Reflecting on 2022 and how to succeed in 2023

Insights | 28.12.2022 | By: Sarah Burnett

The CEO Interview

With the end of the year approaching fast, Sarah Burnett, our Chief technology Evangelist, sat down with Adam Bujak, our CEO to look back at 2022 and what is in store for us in 2023.

Sarah: 2022 has been another historical year with war in Europe, global business uncertainty and the continuing shortage of skills. How have successful businesses achieved resilience in this difficult year?

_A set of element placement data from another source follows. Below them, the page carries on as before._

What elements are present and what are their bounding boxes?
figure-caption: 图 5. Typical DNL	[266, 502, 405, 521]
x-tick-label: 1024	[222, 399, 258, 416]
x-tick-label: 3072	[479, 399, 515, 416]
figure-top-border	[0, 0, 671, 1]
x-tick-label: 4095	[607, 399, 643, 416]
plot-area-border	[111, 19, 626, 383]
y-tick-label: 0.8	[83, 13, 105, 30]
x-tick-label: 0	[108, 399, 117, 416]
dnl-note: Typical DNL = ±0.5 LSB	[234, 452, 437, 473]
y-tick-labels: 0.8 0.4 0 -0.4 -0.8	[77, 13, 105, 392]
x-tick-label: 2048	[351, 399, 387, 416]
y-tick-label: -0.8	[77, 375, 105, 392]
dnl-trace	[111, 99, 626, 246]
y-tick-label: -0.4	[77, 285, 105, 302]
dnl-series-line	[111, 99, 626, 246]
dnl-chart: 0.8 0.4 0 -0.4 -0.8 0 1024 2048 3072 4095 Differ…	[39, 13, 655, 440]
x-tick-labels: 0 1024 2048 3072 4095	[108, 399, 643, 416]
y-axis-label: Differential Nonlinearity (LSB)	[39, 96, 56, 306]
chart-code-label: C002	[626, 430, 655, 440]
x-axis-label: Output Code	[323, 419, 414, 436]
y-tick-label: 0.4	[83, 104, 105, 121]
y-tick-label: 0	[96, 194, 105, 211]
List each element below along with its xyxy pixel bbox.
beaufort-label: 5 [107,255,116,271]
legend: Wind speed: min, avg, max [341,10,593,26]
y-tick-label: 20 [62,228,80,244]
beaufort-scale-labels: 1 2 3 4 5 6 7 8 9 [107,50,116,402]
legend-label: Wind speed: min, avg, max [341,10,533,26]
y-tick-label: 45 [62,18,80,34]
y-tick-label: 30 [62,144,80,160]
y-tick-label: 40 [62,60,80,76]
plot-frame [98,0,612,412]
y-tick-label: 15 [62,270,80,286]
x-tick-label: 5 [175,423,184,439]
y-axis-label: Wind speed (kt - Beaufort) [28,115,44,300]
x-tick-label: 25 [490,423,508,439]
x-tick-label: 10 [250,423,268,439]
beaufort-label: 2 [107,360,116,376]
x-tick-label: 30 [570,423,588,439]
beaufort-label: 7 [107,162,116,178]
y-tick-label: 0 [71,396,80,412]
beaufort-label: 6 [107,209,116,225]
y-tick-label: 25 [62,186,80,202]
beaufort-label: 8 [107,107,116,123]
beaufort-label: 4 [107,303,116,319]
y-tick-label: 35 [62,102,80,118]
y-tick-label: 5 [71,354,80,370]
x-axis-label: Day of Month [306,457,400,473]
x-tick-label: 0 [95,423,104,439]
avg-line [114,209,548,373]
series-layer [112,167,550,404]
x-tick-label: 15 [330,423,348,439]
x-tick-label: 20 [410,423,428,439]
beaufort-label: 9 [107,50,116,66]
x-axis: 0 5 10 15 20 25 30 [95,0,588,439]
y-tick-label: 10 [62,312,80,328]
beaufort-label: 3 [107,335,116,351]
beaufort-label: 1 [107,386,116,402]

Adam: Yes, uncertainty has become the new normal and there’s much to learn from our clients who have ridden the various waves of it. Take our food and agri-business client whose industry has been significantly affected by the global uncertainty in supply chains and rising costs of fuel and material. Its head of operational excellence at its Global Business Services (GBS) talked of losing sleep thinking about the challenges that his business faced (check out the keynote at SSON Singapore). The GBS invested in KYP.ai productivity mining to support its transformation and operational excellence initiatives. As a result it has gained control over volatility with end-to-end visibility of operations. The results have been improved management in a hybrid home/office work environment, optimised processes and resources, enhanced customer and employee experience and more digital capabilities. Another client has increased the levels of automation by 34% and discovered unused capacity of > 30%.

Phil Fersht of HfS Research says: “Inflation-related pressures will likely culminate in a huge wave of job reductions, sparking demand for autonomous technologies to fill the void.” I couldn’t agree more and see tremendous pressure on businesses. Demand for our software in the last 6 months has skyrocketed (KYP.ai is now collecting data in 29 countries on four continents), which clearly indicates how critical it has became to boost visibility into how work is done in the organisation with granular data to gain agility and insights allowing you to deal with external pressures and macro-economic factors.

Sarah: What challenges are our customers facing as we go into 2023?

Adam: Our clients talk of their biggest challenges being the management of the hybrid office with most of the staff not willing to come back into the office. It is making it near to impossible to coordinate complex processes and reduce inefficiencies, and to drive impactful transformation with solid automation ROI. They want to achieve speed, scale, and quality. They want to achieve these outcomes while improving employee work/life balance. They also want an inspired workforce that is engaged and feels valued, to attract and keep top talent. Operational excellence and good customer experience supported by high-performing technology and optimised processes are other important priorities. You cannot achieve these objectives without high quality, end to end data and corresponding insights.

Sarah: Tell me about the skills that organisations need to take full advantage of productivity mining?

Adam: Our primary goal is to deliver an outstanding, extremely intuitive KYP.ai user experience, allowing both top and middle management to see, understand and act quickly (we call it Know Your Product). You do not need any training to achieve that level. Those in charge of team leadership, process transformation and automation go through dedicated training paths with effort counted in hours. We also provide visibility at the employee level boosting the bottom up improvement drive. In this way you have a holistic system, resulting in orchestrated effort, targeting both stable delivery and continuous transformation.

Sarah: This year we responded to the global skills shortage with Knowledge Automator, our joint offering with XpertRule that automates knowledge-intensive processes and we joined forces with a group of partners in the Intelligent Automation Collective. Tell me more about these and what opportunities you see coming from them in 2023?

Adam: Our ambition is no less than supporting our customers in the creation of the autonomous enterprise that you wrote about in your book.

Knowledge Automator takes the concept of intelligent business process automation further, firstly, by automating the data gathering that is needed to scale automation, and secondly, enabling process experts to encode and teach AI (Artificial Intelligence) to automate knowledge intensive processes. We are moving the needle on innovation and automation capabilities.

The IA (Intelligent Automation) Collective brings a group of specialists together that can address any aspect of intelligent automation for our clients, supplying technology and professional services for projects end-to-end. These initiatives aim to address the global skills shortage and the automation stagnation that many organisations are experiencing. Both initiatives have led to a good deal of interest from clients, and we are building on that. The list of technology partners is growing rapidly, adding top players like US based AYR (former Singularity) as well as leading cloud providers. We also enjoy a fast growing deployment and sales partner universe, covering all continents.

Sarah: What does 2023 hold?

Adam: I am delighted to say that KYP.ai is on a rapid growth trajectory and the range of use cases that our clients are implementing is growing well beyond our expectations! Business case driven insights for automation, process optimisation, workforce management, software application, end-user system performance, and customer experience as well as sustainability help to accelerate any transformation agenda. In 2023 we will see a proliferation of further hybrid office related use cases as more and more clients learn and co-create the future applications of KYP.ai and its potential to deliver more benefits. Because of recessionary pressures and inflation, we are poised for success, helping our clients to achieve more with less. What get’s measured gets done!

Sarah: Thank you Adam!

Adam: Thank you Sarah! I wish all readers a healthy and exciting 2023!